Les marques sont les nouveaux dieux antiques. La société de consommation globalisée va basculer dans le polythéisme.
La "marque" est par excellence un concept flou, un signifiant passe-partout, un "mot-valise" comme on dit, quelque chose qui a autant de définitions différentes que de consommateurs. Une marque est comme le reflet imaginaire et idéalisé d’une entreprise ; une entreprise n’étant qu’une organisation sommaire de la production, souvent peu reluisante et marquée par des mécanismes de domination d’une violence pouvant aller jusqu’à l’extrême dans le machisme et la xénophobie, quand bien même cette violence serait sublimée ou sa fondatrice une femme.
D’emblée, dans notre système économique, se pose la question de cette dichotomie fondamentale, entre la marque, idée forte, idéal, cristallisation, repère ; et l’entreprise, système, hiérarchie, bureaucratie, quotidien sale et repoussant. La puissance de la "marque" agit aussi bien sur les employés, via leur fierté et la valeur qu’ils donnent chaque matin à leur travail ; sur les clients, via le désir mimétique et l’acte d’achat, et sur les actionnaires, via les processus de valorisation (si ça pète, ça vaut cher) : elle nous déborde, littéralement, et sans fondement.
En parallèle à cet état de fait, on assiste à un désenchantement du monde, une perte de sens radicale, à une crise économique qui semble n’impliquer que ceux qui en bénéficient, paradoxe ultime et scandaleux.
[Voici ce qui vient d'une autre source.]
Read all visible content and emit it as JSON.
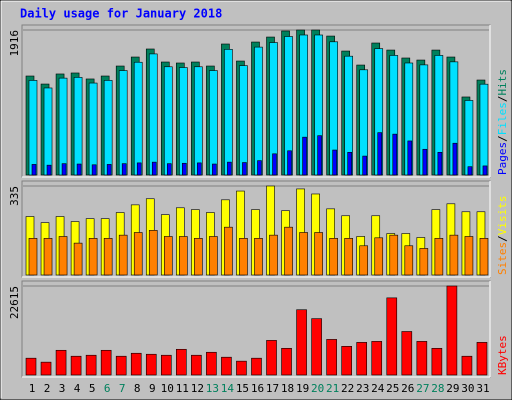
{
  "chart_data": {
    "type": "bar",
    "title": "Daily usage for January 2018",
    "categories": [
      "1",
      "2",
      "3",
      "4",
      "5",
      "6",
      "7",
      "8",
      "9",
      "10",
      "11",
      "12",
      "13",
      "14",
      "15",
      "16",
      "17",
      "18",
      "19",
      "20",
      "21",
      "22",
      "23",
      "24",
      "25",
      "26",
      "27",
      "28",
      "29",
      "30",
      "31"
    ],
    "category_colors": [
      "#000000",
      "#000000",
      "#000000",
      "#000000",
      "#000000",
      "#00805c",
      "#00805c",
      "#000000",
      "#000000",
      "#000000",
      "#000000",
      "#000000",
      "#00805c",
      "#00805c",
      "#000000",
      "#000000",
      "#000000",
      "#000000",
      "#000000",
      "#00805c",
      "#00805c",
      "#000000",
      "#000000",
      "#000000",
      "#000000",
      "#000000",
      "#00805c",
      "#00805c",
      "#000000",
      "#000000",
      "#000000"
    ],
    "legend_separator": "/",
    "panels": [
      {
        "ylim": [
          0,
          1916
        ],
        "yticks": [
          1916
        ],
        "series": [
          {
            "name": "Hits",
            "color": "#00805c",
            "values": [
              1308,
              1202,
              1335,
              1348,
              1269,
              1308,
              1440,
              1559,
              1665,
              1493,
              1480,
              1493,
              1440,
              1731,
              1506,
              1757,
              1823,
              1903,
              1916,
              1916,
              1836,
              1638,
              1453,
              1744,
              1651,
              1546,
              1519,
              1651,
              1559,
              1031,
              1255
            ]
          },
          {
            "name": "Files",
            "color": "#00e0ff",
            "values": [
              1250,
              1150,
              1280,
              1290,
              1215,
              1250,
              1380,
              1490,
              1600,
              1430,
              1420,
              1430,
              1380,
              1660,
              1445,
              1690,
              1750,
              1830,
              1850,
              1850,
              1760,
              1570,
              1390,
              1670,
              1580,
              1480,
              1455,
              1580,
              1495,
              985,
              1200
            ]
          },
          {
            "name": "Pages",
            "color": "#0000ff",
            "values": [
              140,
              130,
              150,
              145,
              135,
              140,
              150,
              160,
              170,
              150,
              155,
              160,
              145,
              170,
              165,
              190,
              280,
              320,
              500,
              520,
              330,
              300,
              250,
              560,
              540,
              450,
              340,
              300,
              420,
              110,
              120
            ]
          }
        ]
      },
      {
        "ylim": [
          0,
          335
        ],
        "yticks": [
          335
        ],
        "series": [
          {
            "name": "Visits",
            "color": "#ffff00",
            "values": [
              220,
              197,
              220,
              201,
              212,
              212,
              235,
              264,
              287,
              227,
              253,
              246,
              235,
              283,
              316,
              246,
              335,
              242,
              324,
              305,
              249,
              223,
              145,
              223,
              156,
              156,
              141,
              246,
              268,
              238,
              238
            ]
          },
          {
            "name": "Sites",
            "color": "#ff8000",
            "values": [
              138,
              138,
              145,
              120,
              138,
              138,
              150,
              160,
              168,
              145,
              145,
              138,
              145,
              180,
              138,
              138,
              150,
              180,
              160,
              160,
              138,
              138,
              110,
              140,
              150,
              110,
              100,
              138,
              150,
              145,
              138
            ]
          }
        ]
      },
      {
        "ylim": [
          0,
          22615
        ],
        "yticks": [
          22615
        ],
        "series": [
          {
            "name": "KBytes",
            "color": "#ff0000",
            "values": [
              4272,
              3267,
              6282,
              4774,
              5025,
              6282,
              4774,
              5528,
              5276,
              5025,
              6533,
              5025,
              5779,
              4523,
              3518,
              4272,
              8794,
              6785,
              16584,
              14323,
              9045,
              7287,
              8292,
              8543,
              19600,
              11056,
              8543,
              6785,
              22615,
              4774,
              8292
            ]
          }
        ]
      }
    ]
  }
}
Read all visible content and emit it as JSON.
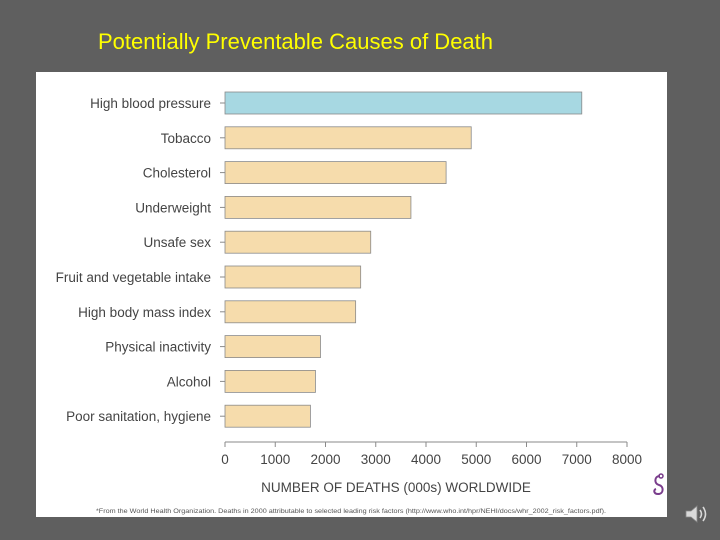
{
  "slide": {
    "title": "Potentially Preventable Causes of Death"
  },
  "chart_data": {
    "type": "bar",
    "orientation": "horizontal",
    "categories": [
      "High blood pressure",
      "Tobacco",
      "Cholesterol",
      "Underweight",
      "Unsafe sex",
      "Fruit and vegetable intake",
      "High body mass index",
      "Physical inactivity",
      "Alcohol",
      "Poor sanitation, hygiene"
    ],
    "values": [
      7100,
      4900,
      4400,
      3700,
      2900,
      2700,
      2600,
      1900,
      1800,
      1700
    ],
    "highlight_index": 0,
    "xlabel": "NUMBER OF DEATHS (000s) WORLDWIDE",
    "ylabel": "",
    "xlim": [
      0,
      8000
    ],
    "xticks": [
      0,
      1000,
      2000,
      3000,
      4000,
      5000,
      6000,
      7000,
      8000
    ],
    "grid": false,
    "source_note": "*From the World Health Organization. Deaths in 2000 attributable to selected leading risk factors (http://www.who.int/hpr/NEHI/docs/whr_2002_risk_factors.pdf).",
    "colors": {
      "highlight": "#a7d8e2",
      "bar": "#f6dcac",
      "bar_stroke": "#8a8a8a",
      "text": "#444444"
    }
  },
  "icons": {
    "logo": "publisher-logo-icon",
    "speaker": "speaker-icon"
  }
}
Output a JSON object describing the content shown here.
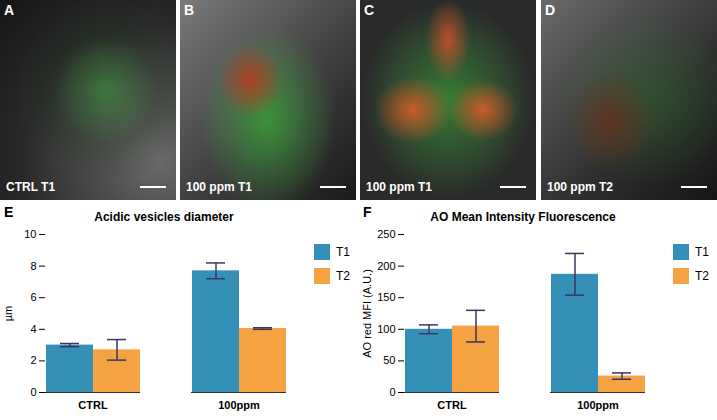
{
  "panels": [
    {
      "letter": "A",
      "label": "CTRL T1"
    },
    {
      "letter": "B",
      "label": "100 ppm T1"
    },
    {
      "letter": "C",
      "label": "100 ppm T1"
    },
    {
      "letter": "D",
      "label": "100 ppm T2"
    }
  ],
  "chart_data": [
    {
      "type": "bar",
      "letter": "E",
      "title": "Acidic vesicles diameter",
      "y_label": "µm",
      "categories": [
        "CTRL",
        "100ppm"
      ],
      "series": [
        {
          "name": "T1",
          "color": "#3590b8",
          "values": [
            3.0,
            7.7
          ],
          "errors": [
            0.1,
            0.5
          ]
        },
        {
          "name": "T2",
          "color": "#f5a243",
          "values": [
            2.7,
            4.05
          ],
          "errors": [
            0.65,
            0.05
          ]
        }
      ],
      "ylim": [
        0,
        10
      ],
      "yticks": [
        0,
        2,
        4,
        6,
        8,
        10
      ],
      "legend": "right"
    },
    {
      "type": "bar",
      "letter": "F",
      "title": "AO Mean Intensity Fluorescence",
      "y_label": "AO red MFI (A.U.)",
      "categories": [
        "CTRL",
        "100ppm"
      ],
      "series": [
        {
          "name": "T1",
          "color": "#3590b8",
          "values": [
            100,
            187
          ],
          "errors": [
            7,
            33
          ]
        },
        {
          "name": "T2",
          "color": "#f5a243",
          "values": [
            105,
            26
          ],
          "errors": [
            25,
            5
          ]
        }
      ],
      "ylim": [
        0,
        250
      ],
      "yticks": [
        0,
        50,
        100,
        150,
        200,
        250
      ],
      "legend": "right"
    }
  ]
}
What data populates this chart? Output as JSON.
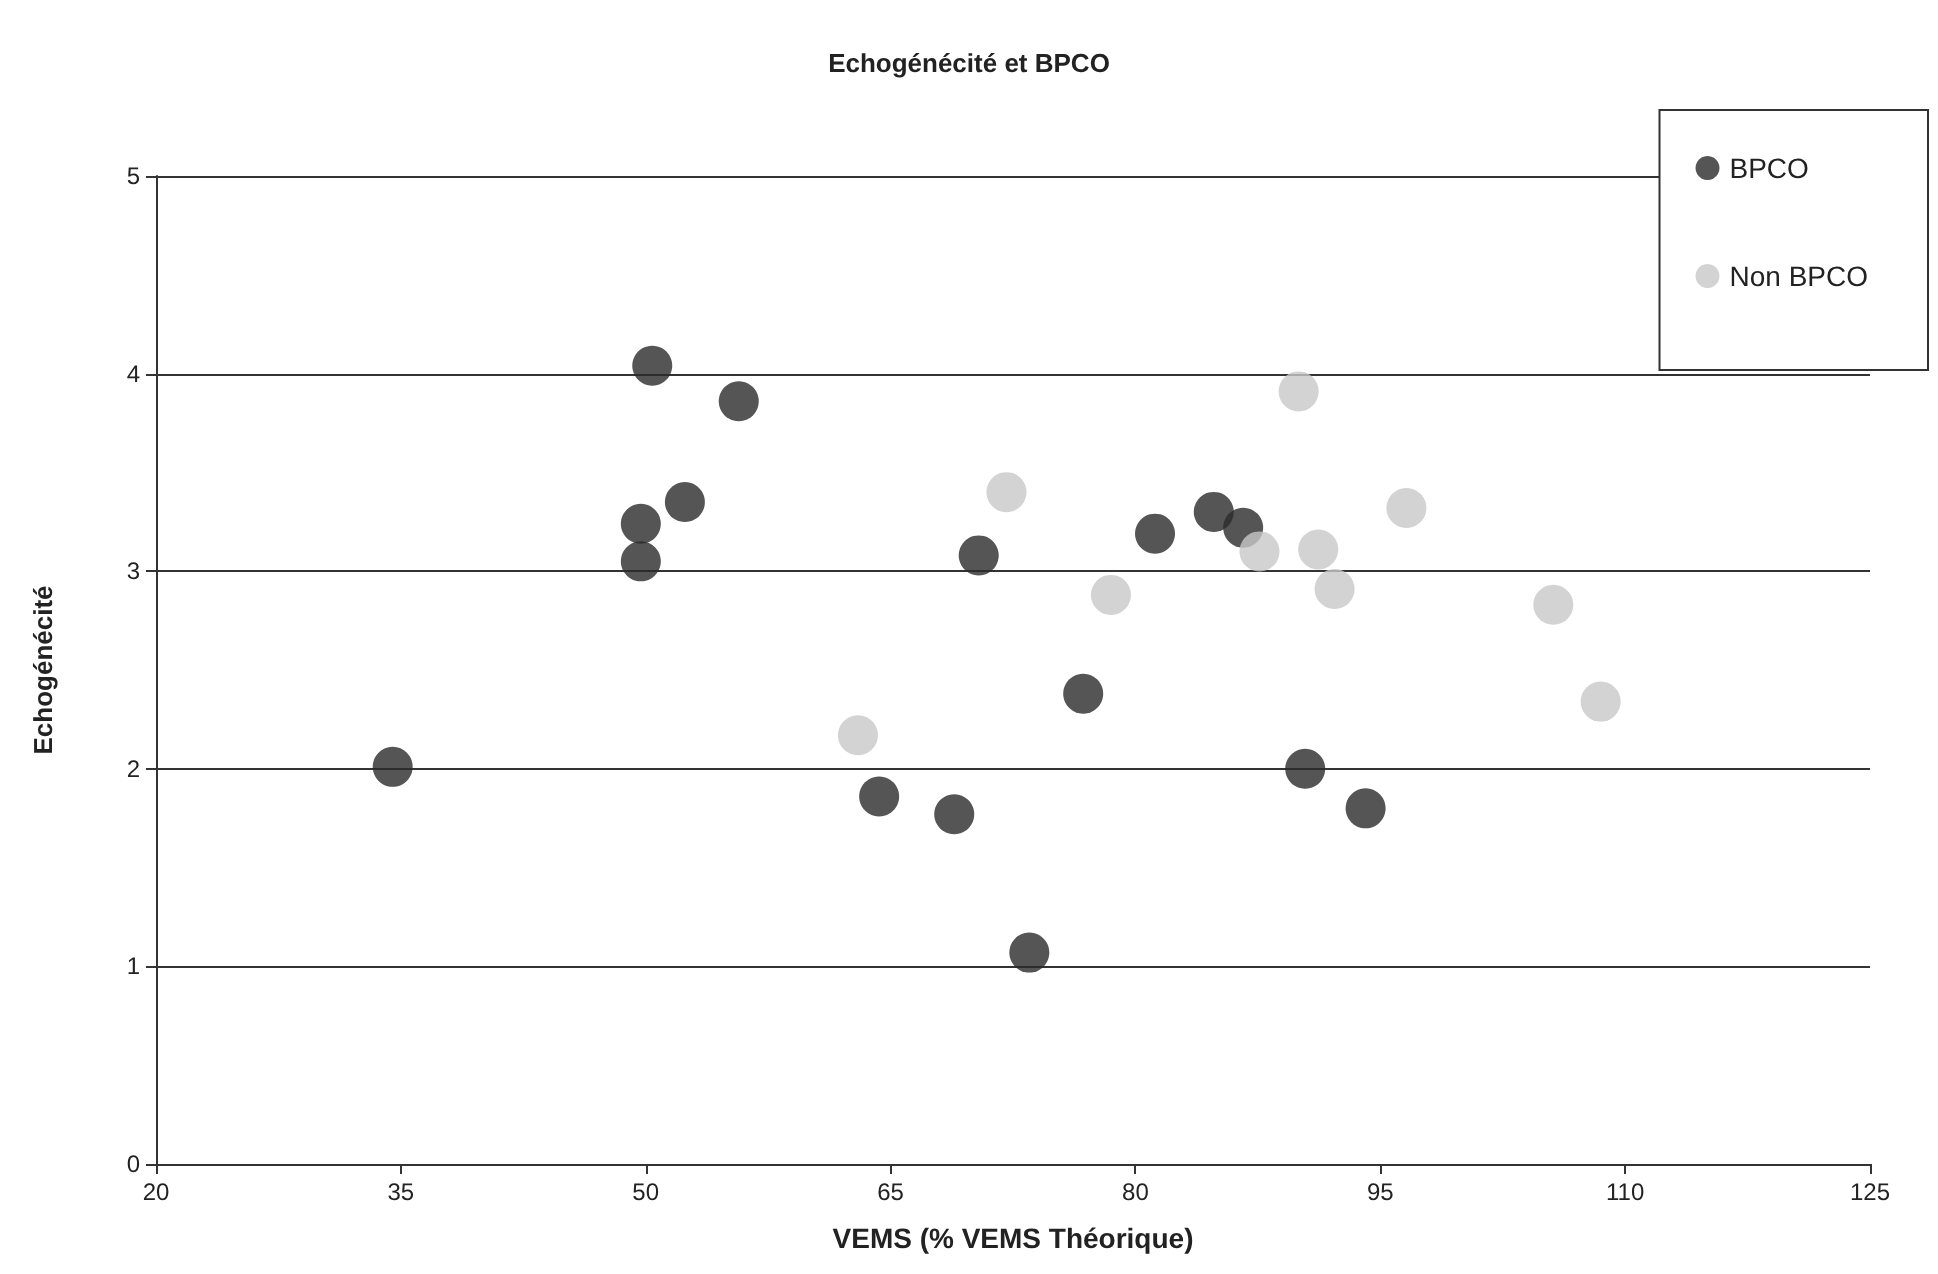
{
  "chart_data": {
    "type": "scatter",
    "title": "Echogénécité et BPCO",
    "xlabel": "VEMS (% VEMS Théorique)",
    "ylabel": "Echogénécité",
    "xlim": [
      20,
      125
    ],
    "xticks": [
      20,
      35,
      50,
      65,
      80,
      95,
      110,
      125
    ],
    "ylim": [
      0,
      5
    ],
    "yticks": [
      0,
      1,
      2,
      3,
      4,
      5
    ],
    "grid": "y",
    "legend": "top right",
    "marker": "circle",
    "series": [
      {
        "name": "BPCO",
        "color": "#2b2b2b",
        "x": [
          34.5,
          50.4,
          49.7,
          49.7,
          52.4,
          55.7,
          64.3,
          68.9,
          70.4,
          73.5,
          76.8,
          81.2,
          84.8,
          86.6,
          90.4,
          94.1
        ],
        "values": [
          2.01,
          4.04,
          3.24,
          3.05,
          3.35,
          3.86,
          1.86,
          1.77,
          3.08,
          1.07,
          2.38,
          3.19,
          3.3,
          3.22,
          2.0,
          1.8
        ]
      },
      {
        "name": "Non BPCO",
        "color": "#c8c8c8",
        "x": [
          72.1,
          63.0,
          78.5,
          90.0,
          87.6,
          91.2,
          92.2,
          96.6,
          105.6,
          108.5
        ],
        "values": [
          3.4,
          2.17,
          2.88,
          3.91,
          3.1,
          3.11,
          2.91,
          3.32,
          2.83,
          2.34
        ]
      }
    ]
  }
}
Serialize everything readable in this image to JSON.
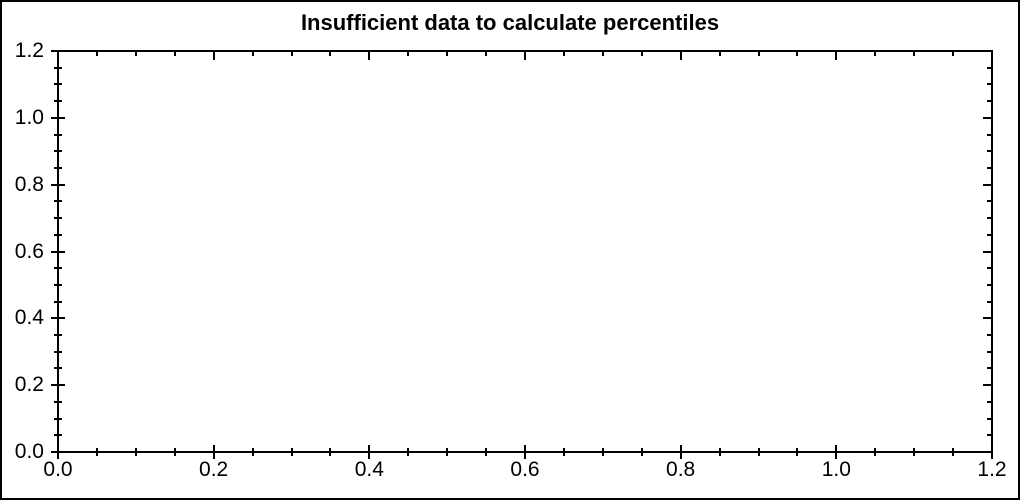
{
  "chart_data": {
    "type": "scatter",
    "title": "Insufficient data to calculate percentiles",
    "series": [],
    "xlabel": "",
    "ylabel": "",
    "xlim": [
      0,
      1.2
    ],
    "ylim": [
      0,
      1.2
    ],
    "x_major_ticks": [
      0,
      0.2,
      0.4,
      0.6,
      0.8,
      1.0,
      1.2
    ],
    "y_major_ticks": [
      0,
      0.2,
      0.4,
      0.6,
      0.8,
      1.0,
      1.2
    ],
    "x_tick_labels": [
      "0.0",
      "0.2",
      "0.4",
      "0.6",
      "0.8",
      "1.0",
      "1.2"
    ],
    "y_tick_labels": [
      "0.0",
      "0.2",
      "0.4",
      "0.6",
      "0.8",
      "1.0",
      "1.2"
    ],
    "minor_tick_step": 0.05,
    "grid": false,
    "legend": false,
    "frame": "full-box",
    "tick_style": {
      "left_bottom": "crossing",
      "top_right": "inward"
    },
    "colors": {
      "background": "#ffffff",
      "axis": "#000000",
      "text": "#000000"
    }
  }
}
La science, garante du progrès, dépourvue de toute théorie de la subjectivité et encline à survaloriser le critère de l’utilité immédiate, ne peut satisfaire le désir humain.
Si l’on suit et accommode le philosophe Nietzsche dans ces développements libérés des schèmes monothéistes, on peut mieux comprendre cette dichotomie. Je propose ainsi d’établir un parallèle entre la société grecque antique et la société de consommation globalisée. Supposons que l’individu ne vaille jamais beaucoup et que son mérite soit toujours relativement médiocre. Alors, s’il se montre capable de faire émerger une organisation donnant naissance à une véritable marque, on n’y verra que l’expression d’une vérité collective, tout comme l’émergence d’une divinité grecque efface l’auteur de la fiction originelle. On pourra lever le doigt et décider que dans ce cadre, l’entrepreneur ne mérite aucun revenu. Mais c’est alors dire qu’on envie la richesse, et là n’est pas notre visée morale. L’envie est une faiblesse de l’âme, le besoin est du côté du producteur, pas du consommateur.
La valeur immatérielle de l’entreprise, la "marque" donc, va dépasser ses évaluations financières et comptables. Certains l’ont compris dès l’éclatement de la première bulle économique, d’autres ont entendu ensuite le message du dieu Google.
Les marques vont occuper le vide laissé par la mort de Dieu, et ressusciter les dieux mi-hommes mi-idéaux des sociétés antiques. Au-delà des raisonnements purement gestionnaires, on pourra les envisager comme des instruments du changement social.
C’est ce que le "marketing" dit "2.0" annonce : en voulant créer des communautés s’organisant partiellement autour du totem de l’entreprise, il promet l’émergence d’un nouveau polythéisme. La "fanitude" sur facebook en est annonciatrice. Eurostar est un dieu du passage, Google est un oracle, Facebook est un dieu de l’iconographie, etc.
La dite communauté n’est qu’un rassemblement d’humains autour de valeurs religieuses et politiques, organisée autour d’événements significatifs. Oui, nous sommes primitifs.
Et l’on assiste à une démocratisation du branding, l’approche en termes de "marque" ne se réduit pas au "business" : l’artiste devient marque, la personne devient marque, l’écrivain devient marque, ou style. Un ministère devient une marque, une nation devient une marque, une institution devient une marque.
La question qui va se poser à nous est de savoir si nous sommes prêts à accepter ce renouveau polythéiste, ou si nous souhaitons le dépasser. L’action ne sera pas aisée. Si l’apparence et le culte sont fondateurs de la société, si nous ne pouvons y échapper, le changement vers plus de réalité et moins d’illusions ne pourra pas se faire sans douleur. Et les contestataires devront en être conscients pour devenir des leaders.